La campanella in via Traversa, una grande ex caserma con le mura antiche di mattoni rossi, suona alle 8 del mattino per le prime classi, poi di nuovo, un’ora più tardi. La bidella col grembiule nero sta sulla porta: «Ragazze! Entrate in classe. La preside ha detto di entrare subito». Qualcuna obbedisce, qualcun’altra indica la sigaretta che deve finire o l’orologio per dire «non è ancora ora», e continua a chiacchierare con le amiche. C’è chi corre da un capo all’altro della viuzza per abbracciare i compagni, i pochi e corteggiati ragazzini (su oltre 700 allievi i maschi sono meno di un terzo, retaggio di quando studiare alle ex magistrali era riservato soprattutto alle femmine) con i capelli pieni di gel. Non mancano nonne e mamme, venute a curiosare, a proteggere i figli dai giornalisti, a gridare «in bocca al lupo» e salutare al di là dell’ingresso.
Alle 8 e mezza si affaccia la preside, Alessandra Tugnoli, tailleur pantalone nero e sorriso un po’ tirato. Anche lei invita a entrare, e del resto stanno arrivando i carabinieri
che per non sbagliare chiudono la piccola strada e fanno spostare giornalisti e operatori. La dirigente è provata da tre settimane di polemiche, da quando al Soleri la prima reazione fu quella di schierarsi intorno a Giordano, «professore stimatissimo», il più amato della città. Era in buona compagnia, perché a Saluzzo lo difendevano tutti. Adesso la parola d’ordine è: silenzio.

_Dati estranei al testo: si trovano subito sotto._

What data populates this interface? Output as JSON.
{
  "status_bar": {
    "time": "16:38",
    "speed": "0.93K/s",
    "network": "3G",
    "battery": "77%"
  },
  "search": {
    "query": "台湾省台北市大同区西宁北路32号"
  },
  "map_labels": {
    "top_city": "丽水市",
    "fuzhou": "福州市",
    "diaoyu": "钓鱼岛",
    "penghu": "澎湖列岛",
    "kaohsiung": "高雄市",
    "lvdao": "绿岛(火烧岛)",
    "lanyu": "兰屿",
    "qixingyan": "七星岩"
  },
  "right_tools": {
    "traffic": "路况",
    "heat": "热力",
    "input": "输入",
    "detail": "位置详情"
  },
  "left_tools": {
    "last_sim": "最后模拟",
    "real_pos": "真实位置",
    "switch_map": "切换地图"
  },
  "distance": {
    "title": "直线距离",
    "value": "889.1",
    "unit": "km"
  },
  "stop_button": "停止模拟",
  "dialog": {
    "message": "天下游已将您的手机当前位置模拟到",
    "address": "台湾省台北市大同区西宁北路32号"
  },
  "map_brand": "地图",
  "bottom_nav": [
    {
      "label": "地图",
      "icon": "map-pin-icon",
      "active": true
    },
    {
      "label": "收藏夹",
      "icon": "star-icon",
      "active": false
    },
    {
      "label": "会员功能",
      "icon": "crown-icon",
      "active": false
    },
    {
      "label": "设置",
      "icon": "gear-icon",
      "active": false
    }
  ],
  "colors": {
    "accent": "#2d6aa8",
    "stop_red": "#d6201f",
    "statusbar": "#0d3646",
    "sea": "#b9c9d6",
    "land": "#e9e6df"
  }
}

E molti docenti lo hanno ripetuto anche in classe: «Non parlate ai giornalisti, o se lo fate pesate bene le parole».
Entro una settimana, ci sarà il Consiglio di istituto: «Voglio sentire da ragazzi e insegnanti se c’è bisogno o meno di un aiuto psicologico », dice Luciano Zardo, papà e presidente del “parlamentino” scolastico. La conta dei sorrisi e delle magliette colorate farebbe pensare di no. Ma forse non è così: «La violenza può essere dappertutto, anche nelle scuole e nelle famiglie più insospettabili — ricorda Adonella Fiorito, che guida “Mai più sole”, un’associazione importante della zona che accoglie le donne vittime — Per questo, la primavera scorsa, abbiamo proposto al Soleri il nostro progetto rivolto ai ragazzi. Speriamo di poterlo realizzare comunque».